Black Flies | Metropolitan Film

Au cœur d’un métier difficile

La promesse du film est alléchante : proposer une plongée hallucinée dans le quotidien musclé d’urgentistes new-yorkais par le réalisateur d’Une prière avant l’aube, le français Jean-Stéphane Sauvaire. Il y avait de quoi intriguer. 

Black Flies est l’adaptation du livre du même nom de Shannon Burke dont l’action se déroule dans les années 90 contrairement au film qui transpose l’histoire à nos jours. Boudé lors de sa présentation cannoise, l’année dernière, le film a pour ambition de secouer le spectateur, de le mettre face à l’âpreté du métier d’urgentiste. 

L’action suit un binôme, l’éternel duo maître / apprenti campé respectivement par Sean Penn et Tye Sheridan. La caméra, souvent à l’épaule pour s’approcher du « cinéma-vérité », capture chaque faits et gestes d’Ollie, incarné avec justesse et subtilité par Tye Sheridan. Le cinéaste nous place au plus près du personnage principal afin qu’on saisisse ses tourments et questionnements. 

Black Flies | Metropolitan Film

Et Dieu créa les ambulanciers…

Ce qui intéresse Jean-Stéphane Sauvaire avec ce film, c’est principalement de s’interroger sur le sens même de ce métier. Sauver des vies correspond à une lourde responsabilité et on peut se demander si certains méritent qu’on les sauve. Placer l’action dans les quartiers sensibles de New-York n’est donc pas anodin, car la majorité des victimes présentées dans Black Flies sont des dealers ou bien des junkies. 

Par conséquent, est-ce que sauver la vie d’un camé est bien nécessaire si celui-ci est susceptible de refaire une overdose ? Ces personnages qui ont le droit de vie ou de mort sur ces êtres agonisants sont représentés comme des anges gardiens.

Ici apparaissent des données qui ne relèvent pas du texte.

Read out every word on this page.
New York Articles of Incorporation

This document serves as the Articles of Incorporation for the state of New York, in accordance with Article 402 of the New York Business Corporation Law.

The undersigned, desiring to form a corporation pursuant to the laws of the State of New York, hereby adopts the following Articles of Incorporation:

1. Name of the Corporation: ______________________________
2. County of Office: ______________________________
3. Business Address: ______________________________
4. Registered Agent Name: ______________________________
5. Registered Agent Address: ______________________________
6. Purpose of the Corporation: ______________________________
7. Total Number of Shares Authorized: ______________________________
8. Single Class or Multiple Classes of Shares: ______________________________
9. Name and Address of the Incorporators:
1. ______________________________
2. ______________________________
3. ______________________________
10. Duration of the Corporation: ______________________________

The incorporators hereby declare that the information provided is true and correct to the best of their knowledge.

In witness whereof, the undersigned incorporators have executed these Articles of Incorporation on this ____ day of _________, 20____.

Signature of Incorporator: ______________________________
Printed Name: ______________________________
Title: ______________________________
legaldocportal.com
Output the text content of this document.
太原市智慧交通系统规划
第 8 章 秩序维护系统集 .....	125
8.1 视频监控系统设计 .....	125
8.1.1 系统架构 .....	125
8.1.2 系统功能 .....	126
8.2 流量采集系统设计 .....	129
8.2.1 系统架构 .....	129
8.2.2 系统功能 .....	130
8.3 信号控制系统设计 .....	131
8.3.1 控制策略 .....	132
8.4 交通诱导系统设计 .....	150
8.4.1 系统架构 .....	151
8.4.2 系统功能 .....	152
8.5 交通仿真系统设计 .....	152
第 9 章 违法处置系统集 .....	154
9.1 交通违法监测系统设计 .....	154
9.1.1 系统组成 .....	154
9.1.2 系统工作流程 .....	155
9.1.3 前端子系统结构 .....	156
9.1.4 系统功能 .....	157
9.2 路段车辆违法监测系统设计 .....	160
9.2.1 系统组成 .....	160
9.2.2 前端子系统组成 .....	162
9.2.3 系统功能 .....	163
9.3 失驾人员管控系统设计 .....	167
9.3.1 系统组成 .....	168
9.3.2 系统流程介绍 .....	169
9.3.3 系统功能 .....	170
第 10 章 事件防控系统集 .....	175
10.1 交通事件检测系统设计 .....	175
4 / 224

Un parallèle religieux que le cinéaste exploite totalement lors de son dernier acte. Un parti pris intéressant, mais qui finit par alourdir le récit, notamment avec le personnage de Michael Pitt, à la lisière du surjeu, qui débite un long discours nihiliste sur cette question de vie ou de mort. 

Le ton du film, très pessimiste, peut rebuter, surtout lorsque le film se termine par un carton qui dit que le cinéaste a voulu rendre hommage à ces ambulanciers. Cela aurait été peut-être plus judicieux de contrebalancer la noirceur du film avec des moments plus tendres et optimistes concernant les interventions.

Black Flies | Metropolitan Film

Entre sensoriel et sensationnaliste, la frontière est fine

Autre aspect pouvant poser un problème, c’est le choix du casting. En effet, les sauveteurs étant joués par des acteurs blancs, et les victimes par des acteurs noirs ou bien hispaniques, le film donne involontairement, à mon sens, une image de « white saviors », et prend le risque d’une mauvaise interprétation, alors que ce dernier ne joue absolument pas sur cette voie. Ce serait dommage et injuste, mais peu surprenant, de voir des critiques négatives sur cet aspect.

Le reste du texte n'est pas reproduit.